Retail money market mutual fund assets, now 36% of the total, declined by $18.22 billion to $1.232 trillion, while Institutional money fund assets declined by $47.21 billion to $2.186 trillion. Taxable assets accounted for $12.53 billion of the Retail drop and $46.84 billion of the Institutional drop. Year-to-date, money fund assets have still increased by $273.7 billion, or 8.7%, and the rolling 52 week increase retreated back below the $1 trillion level (up $971 billion, or 39.7%).
We expect inflows into money funds to be large next week, though the days of gangbuster 40% growth indeed are likely history. The beginning of the month always brings strong fund inflows as dividends, bond coupons and new funding payments hit money market accounts.
The Federal Reserve's most recent quarter-point cut (to 2%) hadn't been announced in time to impact this week's flows, but this should push more institutional cash into money funds.
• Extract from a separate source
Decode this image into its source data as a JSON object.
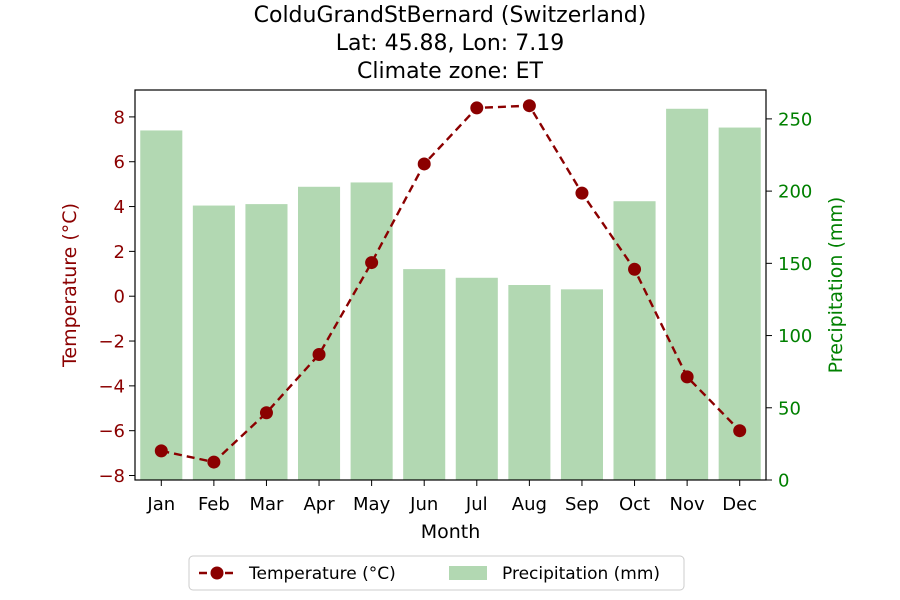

However, as expectations spread that the Federal Reserve may be done with its latest series of rate cuts, the substantial rate advantage that money funds have held over direct money market instruments will soon vanish.
Though money funds hope that investors who came for the yield will stay for the safety and liquidity, and past history indicates that most of the money indeed will remain, they'll no longer have the massive tailwind of falling rates to drive assets. However, money funds should remain attractive due to a continued preoccupation with quality in a volatile marketplace, and due to funds' unblemished record of safety during the current liquidity squeeze.